The World Economic Forum (WEF) uses three ‘pillars’ to rank 100 global cities in terms of their sustainability. They are:
The people pillar: this is based on indicators of health (life expectancy and obesity), education (literacy and quality of universities) income equality, work life balance, dependency ratio, crime, housing and living costs. They are said to capture the quality of life within a city.
The planet pillar: this ranks cities in terms of their energy consumption and renewable energy share, green space within cities, recycling and composting rates, greenhouse gas emissions, their risk of natural catastrophe, drinking water quality, sanitation quality and air pollution. They are said to capture ‘green factors’ in a city.
The profit pillar: this examines performance of a city from a business perspective, combining pressures of transport infrastructure (rail, air, and traffic congestion), ease of doing business, tourism, GDP per capita, the city’s importance in global economic networks, connectivity in terms of mobile and broadband access and employment rates. They capture the city’s ‘economic health’.
Based on these indicators WEF identified the top ten sustainable cities in 2016. They were, in order of sustainability: Zurich, Singapore, Stockholm, Vienna, London, Frankfurt, Seoul, Hamburg, Prague and Munich. They have not been updated since.
Conclusion
When considering the notion of sustainability, and referring to the Bruntland Report definition given earlier, perhaps we should ask three questions:
(1) What are the ‘needs of the present’?
(2) Is it possible to meet these needs today?
(3) Will it still be possible to meet these needs in the future?
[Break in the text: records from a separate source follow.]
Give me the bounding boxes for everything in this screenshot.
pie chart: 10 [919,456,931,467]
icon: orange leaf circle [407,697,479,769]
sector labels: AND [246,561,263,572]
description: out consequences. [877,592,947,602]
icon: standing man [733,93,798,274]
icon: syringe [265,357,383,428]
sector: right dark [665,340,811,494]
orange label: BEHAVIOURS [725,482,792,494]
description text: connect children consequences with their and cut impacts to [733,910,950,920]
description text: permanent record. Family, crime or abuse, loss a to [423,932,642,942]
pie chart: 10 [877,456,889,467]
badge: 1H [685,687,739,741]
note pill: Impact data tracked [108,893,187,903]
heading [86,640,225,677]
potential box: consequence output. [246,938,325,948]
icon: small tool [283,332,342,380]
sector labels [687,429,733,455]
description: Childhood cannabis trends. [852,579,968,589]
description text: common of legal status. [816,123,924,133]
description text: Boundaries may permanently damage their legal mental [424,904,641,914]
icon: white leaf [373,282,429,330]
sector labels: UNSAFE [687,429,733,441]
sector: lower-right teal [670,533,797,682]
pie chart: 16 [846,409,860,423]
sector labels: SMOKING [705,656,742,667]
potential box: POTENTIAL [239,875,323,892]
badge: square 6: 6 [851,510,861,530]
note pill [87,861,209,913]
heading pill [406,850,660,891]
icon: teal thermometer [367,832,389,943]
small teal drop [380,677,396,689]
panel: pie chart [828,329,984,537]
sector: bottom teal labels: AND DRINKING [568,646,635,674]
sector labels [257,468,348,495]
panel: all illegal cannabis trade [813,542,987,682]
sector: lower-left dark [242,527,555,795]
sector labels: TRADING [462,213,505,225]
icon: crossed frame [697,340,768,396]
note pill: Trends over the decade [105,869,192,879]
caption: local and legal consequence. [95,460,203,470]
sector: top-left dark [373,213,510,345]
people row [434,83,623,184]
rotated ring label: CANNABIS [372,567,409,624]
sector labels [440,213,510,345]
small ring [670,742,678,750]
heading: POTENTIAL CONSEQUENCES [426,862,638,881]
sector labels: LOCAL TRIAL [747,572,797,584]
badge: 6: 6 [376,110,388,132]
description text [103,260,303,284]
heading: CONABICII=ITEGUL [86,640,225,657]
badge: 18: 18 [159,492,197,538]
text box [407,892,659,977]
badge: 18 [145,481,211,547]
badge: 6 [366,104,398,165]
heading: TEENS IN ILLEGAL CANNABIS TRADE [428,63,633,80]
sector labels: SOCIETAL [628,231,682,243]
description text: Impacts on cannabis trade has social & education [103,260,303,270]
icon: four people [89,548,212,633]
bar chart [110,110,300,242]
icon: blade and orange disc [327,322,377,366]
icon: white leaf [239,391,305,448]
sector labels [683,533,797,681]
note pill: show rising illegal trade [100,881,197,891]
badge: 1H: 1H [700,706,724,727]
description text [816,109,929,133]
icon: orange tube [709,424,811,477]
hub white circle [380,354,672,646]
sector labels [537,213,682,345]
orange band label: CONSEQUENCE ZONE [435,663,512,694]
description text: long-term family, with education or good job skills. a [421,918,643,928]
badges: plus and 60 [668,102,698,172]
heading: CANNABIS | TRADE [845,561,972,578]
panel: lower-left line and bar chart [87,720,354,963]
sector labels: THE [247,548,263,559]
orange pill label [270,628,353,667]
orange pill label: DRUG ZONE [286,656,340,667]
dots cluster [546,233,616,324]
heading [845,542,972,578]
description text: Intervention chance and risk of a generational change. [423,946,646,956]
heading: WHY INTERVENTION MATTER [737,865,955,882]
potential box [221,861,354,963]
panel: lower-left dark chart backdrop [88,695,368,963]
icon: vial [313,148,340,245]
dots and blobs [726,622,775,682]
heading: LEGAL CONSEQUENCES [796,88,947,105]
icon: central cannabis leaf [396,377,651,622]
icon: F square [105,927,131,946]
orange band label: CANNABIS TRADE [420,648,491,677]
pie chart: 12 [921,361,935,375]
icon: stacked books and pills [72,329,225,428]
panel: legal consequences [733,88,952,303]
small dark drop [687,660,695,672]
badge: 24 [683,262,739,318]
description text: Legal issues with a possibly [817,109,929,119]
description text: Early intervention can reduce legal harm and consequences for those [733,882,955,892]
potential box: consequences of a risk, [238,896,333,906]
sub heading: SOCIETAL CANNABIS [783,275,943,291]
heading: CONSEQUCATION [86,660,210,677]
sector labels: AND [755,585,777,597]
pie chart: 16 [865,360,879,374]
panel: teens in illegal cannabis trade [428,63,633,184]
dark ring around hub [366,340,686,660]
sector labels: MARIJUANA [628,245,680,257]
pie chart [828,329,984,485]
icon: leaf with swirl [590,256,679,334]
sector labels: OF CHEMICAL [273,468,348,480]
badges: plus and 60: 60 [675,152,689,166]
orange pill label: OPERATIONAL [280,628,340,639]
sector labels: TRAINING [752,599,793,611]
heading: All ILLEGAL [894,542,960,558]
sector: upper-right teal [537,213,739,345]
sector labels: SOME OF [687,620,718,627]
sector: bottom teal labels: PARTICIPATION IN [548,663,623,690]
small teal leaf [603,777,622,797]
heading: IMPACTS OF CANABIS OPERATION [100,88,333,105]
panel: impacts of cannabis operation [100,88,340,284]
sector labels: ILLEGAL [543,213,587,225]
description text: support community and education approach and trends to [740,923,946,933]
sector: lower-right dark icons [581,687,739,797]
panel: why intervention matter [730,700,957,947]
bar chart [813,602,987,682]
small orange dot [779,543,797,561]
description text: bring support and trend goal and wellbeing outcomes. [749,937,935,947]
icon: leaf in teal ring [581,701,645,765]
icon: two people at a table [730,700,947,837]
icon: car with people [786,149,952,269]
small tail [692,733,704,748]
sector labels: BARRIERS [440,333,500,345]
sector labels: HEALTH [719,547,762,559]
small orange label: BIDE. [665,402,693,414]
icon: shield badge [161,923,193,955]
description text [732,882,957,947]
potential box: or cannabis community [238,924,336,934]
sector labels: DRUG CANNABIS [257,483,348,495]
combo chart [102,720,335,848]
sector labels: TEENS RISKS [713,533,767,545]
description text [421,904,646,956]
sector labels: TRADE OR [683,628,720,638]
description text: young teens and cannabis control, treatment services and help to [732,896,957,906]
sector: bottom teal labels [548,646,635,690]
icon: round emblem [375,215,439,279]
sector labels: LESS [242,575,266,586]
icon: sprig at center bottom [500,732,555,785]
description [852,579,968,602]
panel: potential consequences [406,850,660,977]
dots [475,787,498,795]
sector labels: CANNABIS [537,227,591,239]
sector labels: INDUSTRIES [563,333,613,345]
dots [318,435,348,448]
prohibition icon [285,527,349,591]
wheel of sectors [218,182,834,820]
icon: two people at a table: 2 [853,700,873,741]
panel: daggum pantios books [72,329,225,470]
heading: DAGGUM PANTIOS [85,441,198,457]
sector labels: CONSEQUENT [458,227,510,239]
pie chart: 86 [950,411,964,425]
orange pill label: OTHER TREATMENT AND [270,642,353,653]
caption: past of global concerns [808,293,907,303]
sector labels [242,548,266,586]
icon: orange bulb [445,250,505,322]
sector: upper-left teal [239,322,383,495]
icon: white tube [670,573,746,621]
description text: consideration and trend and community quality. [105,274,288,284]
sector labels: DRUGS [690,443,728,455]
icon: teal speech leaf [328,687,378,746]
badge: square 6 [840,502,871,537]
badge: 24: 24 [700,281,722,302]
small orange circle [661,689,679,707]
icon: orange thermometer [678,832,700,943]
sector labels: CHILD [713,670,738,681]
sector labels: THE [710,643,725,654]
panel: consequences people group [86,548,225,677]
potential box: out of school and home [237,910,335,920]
The most likely answer to the final question is ‘no’. Countries, urban areas, and people will always consume non-renewable resources, pollute the environment and embody risk, despite our best efforts to avoid them. Perhaps once there is a recognition that we cannot, and will never, become wholly sustainable, attention can focus instead on ways to make our world more sustainable than it is at present – which is perhaps a more positive outcome to aim for?